Com este trabalho, Rute Figueiredo revela-se uma voz fundamental no domínio da produção teórico/crítica dedicada à arquitectura em Portugal, quer pelo tema quer pela cronologia. O “objecto” aqui trabalhado situa-se temporalmente entre 1893, ano que assinala o início da publicação de A Construcção, “primeira revista da especialidade [...], exclusivamente vinculada ao âmbito da construção civil e arquitectura, que marcou em Portugal o início de uma reflexão crítica sobre os problemas suscitados por uma nova condição urbana na sociedade moderna” (“Introdução”, p. 17); e 1918, data do lançamento de A nossa casa: apontamentos sobre o bom gosto na construção das casas simples, de Raúl Lino. Trata-se de um período que tem vindo progressivamente a merecer a atenção dos investigadores de arquitectura depois de ter sido quase eclipsado pelos estudos dedicados ao Movimento Moderno, desenvolvidos nos anos de 1980 e 1990. Neste domínio, o livro de Rute Figueiredo pode ser classificado como pioneiro tendo-se transformado em leitura obrigatória para quem visita este momento da cultura arquitectónica portuguesa.

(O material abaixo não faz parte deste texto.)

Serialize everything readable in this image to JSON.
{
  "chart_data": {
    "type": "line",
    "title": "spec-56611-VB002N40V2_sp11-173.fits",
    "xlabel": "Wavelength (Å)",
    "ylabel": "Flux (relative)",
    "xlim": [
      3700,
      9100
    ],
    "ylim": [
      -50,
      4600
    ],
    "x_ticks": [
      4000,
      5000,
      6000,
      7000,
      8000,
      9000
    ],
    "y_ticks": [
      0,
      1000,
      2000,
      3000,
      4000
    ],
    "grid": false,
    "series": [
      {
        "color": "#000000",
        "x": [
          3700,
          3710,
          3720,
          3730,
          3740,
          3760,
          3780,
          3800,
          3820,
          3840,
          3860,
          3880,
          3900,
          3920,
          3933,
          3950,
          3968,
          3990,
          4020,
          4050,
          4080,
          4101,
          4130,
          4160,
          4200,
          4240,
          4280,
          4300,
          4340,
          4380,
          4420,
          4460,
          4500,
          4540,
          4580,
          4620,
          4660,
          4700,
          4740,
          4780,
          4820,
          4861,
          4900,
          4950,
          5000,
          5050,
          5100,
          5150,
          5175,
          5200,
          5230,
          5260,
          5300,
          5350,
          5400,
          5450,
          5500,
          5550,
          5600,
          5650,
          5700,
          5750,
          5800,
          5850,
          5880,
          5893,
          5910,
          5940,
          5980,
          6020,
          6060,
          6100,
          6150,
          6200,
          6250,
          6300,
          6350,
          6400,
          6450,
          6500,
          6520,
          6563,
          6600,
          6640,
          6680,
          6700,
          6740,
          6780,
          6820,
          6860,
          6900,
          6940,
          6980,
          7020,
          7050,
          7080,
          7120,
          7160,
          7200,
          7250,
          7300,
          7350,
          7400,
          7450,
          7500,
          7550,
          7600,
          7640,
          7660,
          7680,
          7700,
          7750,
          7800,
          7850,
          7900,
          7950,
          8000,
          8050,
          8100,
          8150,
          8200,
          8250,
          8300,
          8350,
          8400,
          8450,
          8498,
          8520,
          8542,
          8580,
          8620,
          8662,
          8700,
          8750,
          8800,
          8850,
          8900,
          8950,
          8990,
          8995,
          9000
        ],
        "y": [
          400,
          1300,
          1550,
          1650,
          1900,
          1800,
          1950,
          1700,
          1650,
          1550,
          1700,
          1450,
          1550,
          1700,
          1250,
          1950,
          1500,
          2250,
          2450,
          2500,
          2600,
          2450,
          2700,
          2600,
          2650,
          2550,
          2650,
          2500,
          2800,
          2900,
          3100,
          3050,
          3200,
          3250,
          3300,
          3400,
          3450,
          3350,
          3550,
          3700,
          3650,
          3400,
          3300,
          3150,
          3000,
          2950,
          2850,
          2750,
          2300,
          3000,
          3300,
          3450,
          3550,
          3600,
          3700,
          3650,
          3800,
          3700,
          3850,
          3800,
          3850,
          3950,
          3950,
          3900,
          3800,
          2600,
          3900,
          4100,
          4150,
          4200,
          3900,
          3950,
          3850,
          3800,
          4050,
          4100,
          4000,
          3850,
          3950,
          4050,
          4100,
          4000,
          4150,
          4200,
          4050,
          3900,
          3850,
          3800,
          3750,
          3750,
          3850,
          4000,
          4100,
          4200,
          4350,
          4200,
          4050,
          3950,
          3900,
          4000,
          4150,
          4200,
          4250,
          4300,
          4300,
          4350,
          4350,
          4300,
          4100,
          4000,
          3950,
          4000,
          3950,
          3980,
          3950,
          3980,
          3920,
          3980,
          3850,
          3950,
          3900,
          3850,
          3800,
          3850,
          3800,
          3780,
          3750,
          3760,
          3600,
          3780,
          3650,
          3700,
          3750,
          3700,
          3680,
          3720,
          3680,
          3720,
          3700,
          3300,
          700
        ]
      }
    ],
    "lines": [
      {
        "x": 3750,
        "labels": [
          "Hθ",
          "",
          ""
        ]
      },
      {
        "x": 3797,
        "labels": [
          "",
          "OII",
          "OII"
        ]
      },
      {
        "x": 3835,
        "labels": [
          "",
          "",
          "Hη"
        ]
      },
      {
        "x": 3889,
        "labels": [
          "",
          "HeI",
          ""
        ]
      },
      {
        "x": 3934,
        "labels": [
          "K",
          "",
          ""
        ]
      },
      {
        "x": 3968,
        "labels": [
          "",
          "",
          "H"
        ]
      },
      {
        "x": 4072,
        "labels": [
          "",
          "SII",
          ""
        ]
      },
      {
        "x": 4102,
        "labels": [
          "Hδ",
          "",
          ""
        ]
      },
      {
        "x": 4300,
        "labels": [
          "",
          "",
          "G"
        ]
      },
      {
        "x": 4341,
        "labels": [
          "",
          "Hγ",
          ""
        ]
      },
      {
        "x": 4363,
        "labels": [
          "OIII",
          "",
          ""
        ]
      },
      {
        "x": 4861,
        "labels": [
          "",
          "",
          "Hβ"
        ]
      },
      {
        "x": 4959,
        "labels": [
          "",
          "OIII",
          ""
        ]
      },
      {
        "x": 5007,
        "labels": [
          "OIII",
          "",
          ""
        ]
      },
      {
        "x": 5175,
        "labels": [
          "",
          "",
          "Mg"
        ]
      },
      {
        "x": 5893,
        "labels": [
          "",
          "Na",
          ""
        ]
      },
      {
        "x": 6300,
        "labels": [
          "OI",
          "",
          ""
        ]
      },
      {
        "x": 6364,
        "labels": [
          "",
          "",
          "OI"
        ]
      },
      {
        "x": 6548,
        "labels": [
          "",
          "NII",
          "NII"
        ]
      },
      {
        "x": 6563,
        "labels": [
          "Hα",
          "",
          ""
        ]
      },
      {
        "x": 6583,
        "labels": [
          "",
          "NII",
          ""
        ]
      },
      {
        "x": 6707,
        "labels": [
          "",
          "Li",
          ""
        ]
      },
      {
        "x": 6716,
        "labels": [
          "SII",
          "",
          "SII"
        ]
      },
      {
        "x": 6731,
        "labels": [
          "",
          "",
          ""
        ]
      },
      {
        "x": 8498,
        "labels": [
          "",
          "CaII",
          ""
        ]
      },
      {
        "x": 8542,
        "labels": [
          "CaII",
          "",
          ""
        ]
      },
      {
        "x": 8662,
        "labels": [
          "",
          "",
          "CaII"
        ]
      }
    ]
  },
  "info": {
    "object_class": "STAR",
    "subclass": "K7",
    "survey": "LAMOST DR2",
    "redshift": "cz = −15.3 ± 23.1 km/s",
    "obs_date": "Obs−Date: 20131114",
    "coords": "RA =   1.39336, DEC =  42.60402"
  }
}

O volume organiza-se em duas leituras “complementares: uma [... a] que chamámos longitudinal; e [outra] que nomeámos de transversal” (“Introdução”, p. 23). Estas duas “partes” funcionam de modo independente, denunciando o tempo longo, próprio destas provas académicas (antes, portanto, da formação em arquitectura se ter transformado num mestrado integrado), e reflectindo as diferentes fases da investigação que a revisão final não homogeneizou totalmente. Se há um tom mais “descritivo” na primeira fase, traduzindo talvez o processo de aproximação ao tema, na segunda detecta-se um domínio maior que permite considerações mais interpretativas. No entanto, o tom geral do texto é de uma grande fidelidade aos documentos coevos e aos factos históricos, testemunhando um conhecimento exaustivo das fontes e uma metodologia irrepreensível.

Como centro do debate – imediatamente esclarecido no título – surge a produção de crítica no campo disciplinar da arquitectura, temática lateral à maioria das abordagens historiográficas que se têm dedicado ao final do século XIX português e aos seus desdobramentos arquitectónicos em Novecentos. Vale a pena tomarmos a tradição inaugurada por José-Augusto França (n. 1922) – aliás, referência tutelar da pós-graduação da UNL para o período contemporâneo – com o segundo tomo sobre A arte em Portugal no século xix (1ª ed. 1967; 2ª ed. 1981; 3ª ed. 1990) que cobre o intervalo mediado entre 1880 e 1910, coincidindo com o principal período destacado por Rute Figueiredo. Nela detectamos naturalmente a valoração dos estudos em História da Arte através de figuras como Joaquim de Vasconcelos (1849-1936), “o [seu] verdadeiro fundador [...] em Portugal”, que se confundiu durante algum tempo com uma produção próxima do exercício da crítica. Rute Figueiredo aprofunda um caminho que se liga mais directamente à arquitectura, clarificando de forma gradual o lugar alcançado por cada disciplina neste debate. Principalmente prova a existência de actividade crítica anterior à consolidação da linguagem moderna na arquitectura portuguesa, facto que acrescenta conhecimento à (que poderíamos chamar) “historiografia clássica” que se tem debruçado sobre o tema da crítica em Portugal.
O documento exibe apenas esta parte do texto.